Congratulations to the winner of this year’s Ryan R. Gibbs Award for Flash Fiction — “Snow” by Kathryn McMahon!

On “Snow,” this year’s judge, Colin Winnette, writes:

“‘Snow’ by Kathryn McMahon is not a minimalist story, or one that has been distilled to its “essence”. Instead, it’s what my favorite flash fiction can occasionally be: it is immense. It’s a story with a shifting center, or so it seems at first. It uses each word, each unspooling sentence, to turn things, to show us more and more. Never withholding, ever-revealing, it gives us new information and new contexts in equal measure. The few things we aren’t told aren’t hidden from us, but are instead used as moments of invitation, thresholds through which our own imagination can be drawn into the story and held there. “Snow” feels less like a story told, more like an experience shared, and yet we also know this is not, and could never be, the case. In this way, “Snow” manages to be a story about intimacy and distance, the mother, the daughter, and mothers and daughters. I loved it. I was pained by it. I learned from it. I’m thrilled to announce it as the winner of the 2018-19 Ryan R. Gibbs Award for Flash Fiction.”

Kathryn McMahon is a queer American writer living abroad with her British wife and dog. Her stories have appeared in places such as FLAPPERHOUSE, Third Point Press, Atticus Review, Booth, Passages North, The Cincinnati Review, Jellyfish Review, and Split Lip. Her work has received various nominations and has been selected for Wigleaf’s Top 50. Recently, she was a finalist for the SmokeLong Quarterly Award for Flash Fiction. She tweets as @katoscope. Find more of her writing at darkandsparklystories.com.

As the winner of this year’s Gibbs Award in Flash Fiction, Kathryn will receive $400, and “Snow” will be featured in our winter issue.

Also, congratulations to Darien Gee, whose flash non-fiction piece, “A Chinese Great Grandmother, Name Unknown,” was selected as runner-up and will also be published in our winter issue!

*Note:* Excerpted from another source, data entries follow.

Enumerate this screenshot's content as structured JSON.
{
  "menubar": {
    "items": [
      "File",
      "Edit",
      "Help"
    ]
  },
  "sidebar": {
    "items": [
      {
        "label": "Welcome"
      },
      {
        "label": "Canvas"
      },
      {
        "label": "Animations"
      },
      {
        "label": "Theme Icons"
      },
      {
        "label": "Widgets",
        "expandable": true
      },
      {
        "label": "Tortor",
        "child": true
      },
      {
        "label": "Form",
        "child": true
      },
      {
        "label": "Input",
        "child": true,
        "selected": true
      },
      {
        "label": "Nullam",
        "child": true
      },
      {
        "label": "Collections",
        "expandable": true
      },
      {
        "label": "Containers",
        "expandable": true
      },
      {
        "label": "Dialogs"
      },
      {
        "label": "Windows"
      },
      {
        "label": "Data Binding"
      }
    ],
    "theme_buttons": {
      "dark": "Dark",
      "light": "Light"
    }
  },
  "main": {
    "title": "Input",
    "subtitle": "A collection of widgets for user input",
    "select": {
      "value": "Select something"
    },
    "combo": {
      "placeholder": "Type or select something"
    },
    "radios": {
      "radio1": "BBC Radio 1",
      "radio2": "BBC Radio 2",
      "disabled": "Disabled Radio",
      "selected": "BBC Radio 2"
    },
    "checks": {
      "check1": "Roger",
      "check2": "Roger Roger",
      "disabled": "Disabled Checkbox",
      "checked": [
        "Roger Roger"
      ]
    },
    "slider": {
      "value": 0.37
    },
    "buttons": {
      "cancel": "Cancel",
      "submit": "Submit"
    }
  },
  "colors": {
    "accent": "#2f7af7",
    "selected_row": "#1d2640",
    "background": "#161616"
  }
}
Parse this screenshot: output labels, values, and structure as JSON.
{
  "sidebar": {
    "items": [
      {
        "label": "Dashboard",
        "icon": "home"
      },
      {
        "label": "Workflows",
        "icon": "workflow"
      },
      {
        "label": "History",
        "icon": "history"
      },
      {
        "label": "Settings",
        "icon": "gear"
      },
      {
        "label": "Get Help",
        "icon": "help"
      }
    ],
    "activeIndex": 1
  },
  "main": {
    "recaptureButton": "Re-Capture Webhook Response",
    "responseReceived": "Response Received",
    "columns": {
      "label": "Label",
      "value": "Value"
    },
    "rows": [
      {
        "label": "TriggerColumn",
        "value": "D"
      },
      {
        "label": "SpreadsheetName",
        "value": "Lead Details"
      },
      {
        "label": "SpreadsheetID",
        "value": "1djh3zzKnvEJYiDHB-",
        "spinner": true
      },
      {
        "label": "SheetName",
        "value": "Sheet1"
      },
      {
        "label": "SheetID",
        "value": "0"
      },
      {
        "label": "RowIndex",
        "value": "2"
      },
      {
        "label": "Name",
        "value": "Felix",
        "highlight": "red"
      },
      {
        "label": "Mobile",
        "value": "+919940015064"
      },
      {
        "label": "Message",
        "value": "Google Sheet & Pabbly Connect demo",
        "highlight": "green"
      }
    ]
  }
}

Additional congratulations and thanks to our amazing finalists:

  • Angie Sijun Lou – “Android Girl Just Wants to Have a Baby” (editor’s choice, look for it in winter issue!)
  • Clare Harmon – “Pursuit In Middle America: A Spring Concerto After Antonio Vivaldi, Maestro of the Ospedale della Pietà”
  • Lisa Favicchia – “White Line”

For the Ryan R. Gibbs Flash Fiction Contest, New Delta Review seeks fiction of around 1,000 words or less. We’re looking for complete arcs in concise packages, resonance over neat resolution, inimitable rhythms and propulsive movements, something a little (or very) dangerous. As Ander Monson, our 2015 judge, stated, “What [we] really want is to be surprised by something forceful and bent to its will.”

Check out last year’s winning story, Danilo John Thomas’s “The Traveler King,” here.

Judge: Colin Winnette
Prize: $400 and publication in Issue 9.1 of NDR. All entries will be considered for publication and, should they be published, our annual Matt Clark Editor’s Prize of $250.
Deadline: October 17th, 2018
Entry Fee: $5

Additional Submission Guidelines:

  • All entries must be the original, previously unpublished work of the entrant.
  • Each entry must be accompanied by an entry fee.
  • Each entrant can submit a maximum of two stories per entry, each of which should be up to or around 1,000 words.
  • Each entrant can submit a maximum of two separate entries.
  • All work must be submitted through Submittable.
  • Submissions will first be read by the staff of New Delta Review, who will select the finalists. These works will be passed on to our judge.
  • Family, friends and previous students of the judge are ineligible for participation. Current students and faculty of LSU are also ineligible.

About this year’s judge:

Colin Winnette Author Photo

Colin Winnette is the author of several books, including Haints Stay (Two Dollar Radio) and The Job of the Wasp (Soft Skull Press). His writing has appeared in numerous anthologies and publications, including Playboy, McSweeney’s, The Believer, and Gulf Coast Magazine. His work has been translated into French and Italian, and his prizes include Les Figues Press’s NOS Book Contest, for his novel Coyote. He’s originally from Texas and lives in San Francisco, but he has met Mike the Tiger.

 

photo credit: Jennifer Yin

 

About Ryan R. Gibbs: This award is in honor of Ryan R. Gibbs (1981-2012), a gifted editor for New Delta Review, an incredible writer of fiction and screenplays, a talented photographer, and, above all, a dear friend. New Delta Review is honored to host this annual award, which was made possible by a generous endowment from his parents, in his name.